5 mengambil sampel DNA pembanding;
6 apabila diantara korban ada warga Negara asing maka Data‐data Ante Mortem dapat diperoleh
melalui perantara Set NCB Interpol Indonesia dan perwakilan Negara asing
(kedutaan/konsulat);
7 memasukkan data‐data yang ada dalam formulir Interpol DVI AM;
8 mengirimkan data‐data yang telah diperoleh ke Unit Pembanding Data.
1.4. Fase 4 : Fase Analisa/Reconciliation
Pada fase ini dilakukan pembandingan data post mortem dengan data ante mortem.
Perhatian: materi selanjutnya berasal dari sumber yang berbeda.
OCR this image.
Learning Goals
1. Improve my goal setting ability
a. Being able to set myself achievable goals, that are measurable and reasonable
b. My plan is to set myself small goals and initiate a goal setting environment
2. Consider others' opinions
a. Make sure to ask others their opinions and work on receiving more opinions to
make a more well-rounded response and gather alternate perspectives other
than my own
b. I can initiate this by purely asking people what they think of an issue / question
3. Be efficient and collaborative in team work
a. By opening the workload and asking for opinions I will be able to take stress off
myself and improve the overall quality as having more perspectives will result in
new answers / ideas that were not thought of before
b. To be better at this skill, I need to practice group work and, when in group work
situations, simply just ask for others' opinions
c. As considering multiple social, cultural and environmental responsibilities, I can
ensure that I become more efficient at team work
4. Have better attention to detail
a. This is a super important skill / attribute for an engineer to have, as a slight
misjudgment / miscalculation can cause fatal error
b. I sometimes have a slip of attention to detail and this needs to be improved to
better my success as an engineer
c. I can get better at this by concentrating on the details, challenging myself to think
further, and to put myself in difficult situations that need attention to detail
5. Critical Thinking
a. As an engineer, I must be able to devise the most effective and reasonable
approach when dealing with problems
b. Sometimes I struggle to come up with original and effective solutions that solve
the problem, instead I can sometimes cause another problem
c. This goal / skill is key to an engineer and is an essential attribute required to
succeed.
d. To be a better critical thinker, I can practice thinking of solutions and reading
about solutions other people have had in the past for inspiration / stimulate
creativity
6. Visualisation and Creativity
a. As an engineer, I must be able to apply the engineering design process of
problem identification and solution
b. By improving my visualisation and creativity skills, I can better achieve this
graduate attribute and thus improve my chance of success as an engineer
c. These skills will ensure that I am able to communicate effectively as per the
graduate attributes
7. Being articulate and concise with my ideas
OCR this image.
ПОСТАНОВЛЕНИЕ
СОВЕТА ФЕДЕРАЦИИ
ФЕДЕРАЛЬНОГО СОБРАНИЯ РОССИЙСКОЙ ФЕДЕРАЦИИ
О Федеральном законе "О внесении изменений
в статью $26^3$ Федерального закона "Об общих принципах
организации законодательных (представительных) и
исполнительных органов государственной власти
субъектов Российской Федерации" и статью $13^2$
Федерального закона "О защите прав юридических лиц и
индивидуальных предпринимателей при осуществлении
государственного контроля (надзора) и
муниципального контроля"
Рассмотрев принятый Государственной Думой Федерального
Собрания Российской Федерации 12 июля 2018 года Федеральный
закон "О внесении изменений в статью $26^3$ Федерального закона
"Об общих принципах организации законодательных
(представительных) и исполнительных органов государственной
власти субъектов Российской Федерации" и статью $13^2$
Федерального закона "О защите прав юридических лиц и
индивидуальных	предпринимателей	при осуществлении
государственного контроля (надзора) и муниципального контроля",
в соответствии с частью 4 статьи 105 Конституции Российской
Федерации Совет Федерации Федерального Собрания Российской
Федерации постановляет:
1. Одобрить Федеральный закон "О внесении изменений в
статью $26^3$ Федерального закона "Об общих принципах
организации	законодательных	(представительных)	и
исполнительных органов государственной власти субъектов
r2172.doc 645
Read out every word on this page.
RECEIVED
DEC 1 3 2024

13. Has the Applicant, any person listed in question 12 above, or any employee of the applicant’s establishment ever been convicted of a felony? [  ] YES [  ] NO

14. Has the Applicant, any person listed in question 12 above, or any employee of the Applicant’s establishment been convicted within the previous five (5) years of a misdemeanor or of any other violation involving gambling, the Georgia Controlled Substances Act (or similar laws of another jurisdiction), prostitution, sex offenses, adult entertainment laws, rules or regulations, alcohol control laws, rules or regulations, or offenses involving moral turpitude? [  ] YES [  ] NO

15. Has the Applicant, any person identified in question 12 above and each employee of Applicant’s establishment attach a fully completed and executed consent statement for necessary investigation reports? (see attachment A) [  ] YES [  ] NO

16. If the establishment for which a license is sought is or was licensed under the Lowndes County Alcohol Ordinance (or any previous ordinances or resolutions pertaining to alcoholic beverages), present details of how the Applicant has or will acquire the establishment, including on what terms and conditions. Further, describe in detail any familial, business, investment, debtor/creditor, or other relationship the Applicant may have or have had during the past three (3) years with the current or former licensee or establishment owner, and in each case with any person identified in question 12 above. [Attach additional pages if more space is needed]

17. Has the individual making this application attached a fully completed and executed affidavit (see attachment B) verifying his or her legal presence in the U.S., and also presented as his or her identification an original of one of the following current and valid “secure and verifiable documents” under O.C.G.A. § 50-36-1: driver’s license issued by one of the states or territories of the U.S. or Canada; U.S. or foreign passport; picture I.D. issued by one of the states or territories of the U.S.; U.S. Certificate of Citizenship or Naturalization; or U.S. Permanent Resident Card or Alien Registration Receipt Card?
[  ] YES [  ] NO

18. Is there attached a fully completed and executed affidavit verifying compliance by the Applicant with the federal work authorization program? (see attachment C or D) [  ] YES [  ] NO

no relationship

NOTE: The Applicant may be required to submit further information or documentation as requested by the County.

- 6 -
Ahli forensik dan profesional lain yang terkait dalam proses identifikasi menentukan apakah
temuan post mortem pada jenazah sesuai dengan data ante mortem milik korban yang
dicurigai sebagai jenazah. Apabila data yang dibandingkan terbukti cocok maka dikatakan
identifikasi positif atau telah tegak. Apabila data yang dibandingkan ternyata tidak cocok
maka identifikasi dianggap negatif dan data post mortem jenazah tetap disimpan sampai
ditemukan data ante mortem yang sesuai dengan temuan post mortem jenazah.1,6,8
Kegiatan :1
1) mengkoordinasikan rapat‐rapat penentuan identitas korban mati antara Unit TKP, Unit Post
Mortem dan Unit Ante Mortem;
2) mengumpulkan data‐data korban yang dikenal untuk dikirim ke Rapat Rekonsiliasi;
3) mengumpulkan data‐data tambahan dari Unit TKP, Unit Post Mortem dan Unit Ante
Mortem untuk korban yang belum dikenal;
4) membandingkan data Ante Mortem dan Post Mortem;
5) check and Recheck hasil Unit Pembanding Data;
6) mengumpulkan hasil identifikasi korban;
7) membuat sertifikat identifikasi, surat keterangan kematian untuk korban yang dikenal dan
surat‐surat lainnya yang diperlukan;
8) publikasi yang benar dan terarah oleh Unit Rekonsiliasi sangat membantunmasyarakat untuk
mendapatkan informasi yang terbaru dan akurat.